Carlow captain Mikey Bambrick lifts the cup after the Allianz Football League Division 4 final match between Carlow and Longford at Croke Park in Dublin. Photo by David Fitzgerald/Sportsfile.
Bambrick believes having a native Carlow-man like Joe Murphy in charge of the team has helped to raise the team’s standards because the county means as much to him as it does the players.
“I am all for it but we do not just have a home-grown management team, we have a quality management team,” he says.
“A lot of our management team have left the county and been successful elsewhere, Joe in Naas, Barry (Hayes) in Ballinglass, even James Darke with Laois previously.
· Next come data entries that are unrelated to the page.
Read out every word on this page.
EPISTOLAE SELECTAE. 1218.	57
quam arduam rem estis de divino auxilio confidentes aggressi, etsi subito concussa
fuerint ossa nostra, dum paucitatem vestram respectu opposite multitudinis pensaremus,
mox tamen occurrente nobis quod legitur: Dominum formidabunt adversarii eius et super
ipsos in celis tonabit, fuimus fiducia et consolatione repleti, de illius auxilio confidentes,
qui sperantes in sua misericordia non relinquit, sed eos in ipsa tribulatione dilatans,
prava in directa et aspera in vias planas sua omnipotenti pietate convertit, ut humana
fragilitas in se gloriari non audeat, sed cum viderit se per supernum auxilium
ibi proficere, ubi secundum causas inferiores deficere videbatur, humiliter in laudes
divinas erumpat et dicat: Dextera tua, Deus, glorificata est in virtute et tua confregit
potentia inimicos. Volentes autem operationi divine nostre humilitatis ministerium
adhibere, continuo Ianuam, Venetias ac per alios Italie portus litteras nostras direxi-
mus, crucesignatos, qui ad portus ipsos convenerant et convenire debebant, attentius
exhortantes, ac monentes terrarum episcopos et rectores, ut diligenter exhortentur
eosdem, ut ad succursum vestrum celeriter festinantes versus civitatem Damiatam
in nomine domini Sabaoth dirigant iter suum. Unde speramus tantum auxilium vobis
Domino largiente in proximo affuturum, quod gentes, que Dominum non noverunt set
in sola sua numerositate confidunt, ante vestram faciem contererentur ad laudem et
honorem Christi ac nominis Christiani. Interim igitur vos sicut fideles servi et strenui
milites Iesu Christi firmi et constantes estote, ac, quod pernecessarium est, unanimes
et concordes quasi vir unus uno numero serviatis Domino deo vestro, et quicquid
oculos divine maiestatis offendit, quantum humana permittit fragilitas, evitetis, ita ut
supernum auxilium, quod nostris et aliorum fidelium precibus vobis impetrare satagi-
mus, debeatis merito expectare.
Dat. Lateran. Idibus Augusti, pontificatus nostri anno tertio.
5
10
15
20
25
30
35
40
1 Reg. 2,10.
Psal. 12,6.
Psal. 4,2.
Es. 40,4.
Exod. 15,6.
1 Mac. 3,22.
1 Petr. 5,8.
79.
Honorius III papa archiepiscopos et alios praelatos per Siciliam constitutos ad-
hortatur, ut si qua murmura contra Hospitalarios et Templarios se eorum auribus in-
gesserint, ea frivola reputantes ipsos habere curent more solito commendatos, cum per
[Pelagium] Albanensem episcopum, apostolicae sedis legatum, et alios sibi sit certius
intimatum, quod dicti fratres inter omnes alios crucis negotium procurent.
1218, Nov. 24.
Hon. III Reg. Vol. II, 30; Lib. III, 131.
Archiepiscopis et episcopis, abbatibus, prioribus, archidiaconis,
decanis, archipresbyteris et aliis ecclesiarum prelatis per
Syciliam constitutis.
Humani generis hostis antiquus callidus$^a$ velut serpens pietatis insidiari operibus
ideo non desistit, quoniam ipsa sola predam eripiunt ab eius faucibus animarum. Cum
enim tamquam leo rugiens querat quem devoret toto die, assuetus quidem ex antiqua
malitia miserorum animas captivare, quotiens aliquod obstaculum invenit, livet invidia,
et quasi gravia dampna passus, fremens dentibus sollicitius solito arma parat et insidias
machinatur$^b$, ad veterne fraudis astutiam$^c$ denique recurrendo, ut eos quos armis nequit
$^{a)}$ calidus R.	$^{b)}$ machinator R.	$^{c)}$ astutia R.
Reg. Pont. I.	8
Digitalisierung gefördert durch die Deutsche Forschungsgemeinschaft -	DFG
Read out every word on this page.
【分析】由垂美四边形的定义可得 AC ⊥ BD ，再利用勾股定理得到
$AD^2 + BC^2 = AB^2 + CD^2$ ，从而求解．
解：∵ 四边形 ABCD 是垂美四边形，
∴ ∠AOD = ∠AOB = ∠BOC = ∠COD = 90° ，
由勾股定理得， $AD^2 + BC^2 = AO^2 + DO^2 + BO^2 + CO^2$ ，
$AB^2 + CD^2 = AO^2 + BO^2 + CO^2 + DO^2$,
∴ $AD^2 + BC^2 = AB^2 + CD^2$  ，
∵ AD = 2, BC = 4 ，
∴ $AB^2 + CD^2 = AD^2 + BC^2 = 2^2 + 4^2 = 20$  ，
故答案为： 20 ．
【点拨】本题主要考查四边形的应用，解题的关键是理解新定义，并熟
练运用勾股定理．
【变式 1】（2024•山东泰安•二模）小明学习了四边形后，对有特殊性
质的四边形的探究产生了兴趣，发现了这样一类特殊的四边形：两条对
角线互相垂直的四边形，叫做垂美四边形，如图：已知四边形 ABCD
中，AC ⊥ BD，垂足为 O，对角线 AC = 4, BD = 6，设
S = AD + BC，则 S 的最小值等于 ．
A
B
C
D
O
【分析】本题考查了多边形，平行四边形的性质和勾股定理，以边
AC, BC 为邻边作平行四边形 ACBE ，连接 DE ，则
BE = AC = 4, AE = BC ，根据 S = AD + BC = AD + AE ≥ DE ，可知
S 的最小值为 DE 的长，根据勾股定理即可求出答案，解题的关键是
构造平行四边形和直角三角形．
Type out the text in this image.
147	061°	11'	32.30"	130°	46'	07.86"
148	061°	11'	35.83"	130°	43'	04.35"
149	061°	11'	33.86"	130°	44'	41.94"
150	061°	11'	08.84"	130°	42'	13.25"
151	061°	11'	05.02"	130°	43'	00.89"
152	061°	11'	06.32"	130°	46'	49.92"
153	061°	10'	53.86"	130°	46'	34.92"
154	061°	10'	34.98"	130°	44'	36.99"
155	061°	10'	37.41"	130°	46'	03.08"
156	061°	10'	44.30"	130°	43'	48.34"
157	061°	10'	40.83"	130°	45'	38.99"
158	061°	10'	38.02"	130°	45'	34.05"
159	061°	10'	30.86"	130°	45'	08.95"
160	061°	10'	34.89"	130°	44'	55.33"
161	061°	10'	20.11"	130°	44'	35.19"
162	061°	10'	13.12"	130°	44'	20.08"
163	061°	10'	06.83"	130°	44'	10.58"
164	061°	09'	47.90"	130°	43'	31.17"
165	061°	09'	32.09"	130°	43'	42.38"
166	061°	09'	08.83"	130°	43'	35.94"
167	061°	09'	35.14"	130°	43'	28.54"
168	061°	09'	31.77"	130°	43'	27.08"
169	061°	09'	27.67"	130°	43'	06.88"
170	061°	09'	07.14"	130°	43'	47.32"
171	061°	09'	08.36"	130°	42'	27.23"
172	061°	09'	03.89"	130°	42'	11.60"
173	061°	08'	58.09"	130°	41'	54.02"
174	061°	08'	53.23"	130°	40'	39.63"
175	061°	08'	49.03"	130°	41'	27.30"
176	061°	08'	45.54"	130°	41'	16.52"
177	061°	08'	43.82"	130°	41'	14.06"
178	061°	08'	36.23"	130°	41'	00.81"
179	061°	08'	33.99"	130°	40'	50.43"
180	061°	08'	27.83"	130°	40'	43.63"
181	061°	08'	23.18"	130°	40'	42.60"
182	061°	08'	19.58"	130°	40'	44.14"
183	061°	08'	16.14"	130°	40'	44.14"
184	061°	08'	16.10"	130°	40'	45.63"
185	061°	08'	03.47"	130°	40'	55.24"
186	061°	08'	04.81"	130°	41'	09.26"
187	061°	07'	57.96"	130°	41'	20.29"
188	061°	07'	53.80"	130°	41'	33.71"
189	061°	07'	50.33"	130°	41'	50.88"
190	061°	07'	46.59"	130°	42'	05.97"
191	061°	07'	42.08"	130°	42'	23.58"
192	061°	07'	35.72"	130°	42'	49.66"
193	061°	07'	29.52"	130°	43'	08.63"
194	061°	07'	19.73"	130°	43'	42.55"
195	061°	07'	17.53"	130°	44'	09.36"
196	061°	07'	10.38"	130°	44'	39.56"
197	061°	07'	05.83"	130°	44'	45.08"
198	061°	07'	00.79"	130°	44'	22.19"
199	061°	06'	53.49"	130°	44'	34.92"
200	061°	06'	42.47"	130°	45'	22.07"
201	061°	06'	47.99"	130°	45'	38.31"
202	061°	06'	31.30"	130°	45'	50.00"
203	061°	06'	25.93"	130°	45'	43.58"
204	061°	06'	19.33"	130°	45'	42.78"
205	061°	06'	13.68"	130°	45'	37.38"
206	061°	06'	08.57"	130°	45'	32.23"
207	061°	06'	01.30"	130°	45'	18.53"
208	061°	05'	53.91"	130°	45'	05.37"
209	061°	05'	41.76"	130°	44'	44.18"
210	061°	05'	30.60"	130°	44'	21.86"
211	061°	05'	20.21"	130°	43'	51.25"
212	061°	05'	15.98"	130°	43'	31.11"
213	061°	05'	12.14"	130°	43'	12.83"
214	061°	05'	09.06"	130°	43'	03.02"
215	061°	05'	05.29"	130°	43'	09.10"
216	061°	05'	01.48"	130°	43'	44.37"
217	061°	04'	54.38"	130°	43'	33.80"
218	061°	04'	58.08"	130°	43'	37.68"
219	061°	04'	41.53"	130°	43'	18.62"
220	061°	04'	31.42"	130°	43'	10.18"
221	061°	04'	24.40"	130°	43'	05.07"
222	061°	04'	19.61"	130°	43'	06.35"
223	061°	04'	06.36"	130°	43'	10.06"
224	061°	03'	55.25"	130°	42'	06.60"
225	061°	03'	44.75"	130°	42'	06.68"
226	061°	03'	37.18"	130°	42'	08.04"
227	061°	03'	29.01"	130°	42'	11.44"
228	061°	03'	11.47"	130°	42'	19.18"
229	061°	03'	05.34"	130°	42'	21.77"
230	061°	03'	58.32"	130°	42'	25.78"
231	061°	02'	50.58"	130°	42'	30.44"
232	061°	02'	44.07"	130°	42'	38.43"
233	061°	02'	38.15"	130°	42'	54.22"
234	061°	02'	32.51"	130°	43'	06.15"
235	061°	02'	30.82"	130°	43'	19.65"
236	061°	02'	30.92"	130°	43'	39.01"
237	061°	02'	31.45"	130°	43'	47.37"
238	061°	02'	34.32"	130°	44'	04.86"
“We have managed to get that quality back to Carlow. It is brilliant to have. Seeing their emotion after winning in Croke Park, I am sure other management teams would have been delighted, too, but would they have had tears in their eyes after seeing your team win if they are not home grown? I don’t know.”
The outpouring of emotion from Carlow players, management, and supporters alike after their extra-time Allianz Football League Division Four final victory over Longford showed how much it mean to everyone in the county to win some silverware at headquarters.
“I think it was a few things,” says Bambrick. “Coming in with a new management team was one, then the fact there has not been a result (to win in Croke Park) in 55 years. Then of course to get back into Division 3 after so many years, that was a big thing.
“Now, going into the game I didn’t think it would mean that much to win it, but it is only after you win it that you realise how much it meant to everyone there.
“For supporters, who were coming up to you and clapping you on the back, it was brilliant.
“The whole argument that the League does not really matter is crazy. If you are not enjoying the idea of going up to Croke Park, winning a game, and going home with silverware, then what are you enjoying football for?
“I just can’t understand that argument at all.”
Louth’s provincial success last year has given every other county in the province the belief to set their sights higher than they previously might have done.
Louth’s Leinster title success last year has given every other county in the province the belief to set their sights higher than they previously might have done and Bambrick sees no reason why Carlow can’t now be optimistic about having a good cut off provincial championship.
“If you asked any person, they would say yes,” says Bambrick. “Do I believe it? Yes, 100 per cent.
“If you look at what Wexford are doing, what Louth have done, they are the blueprint for all of us. At the end of the day, there are no aliens out there so why can’t we go and compete against any other teams?
“Leinster is probably more competitive now than it has been for a good few years. Even Division 3 next year has six Leinster teams in it. So it is going to be incredibly competitive.”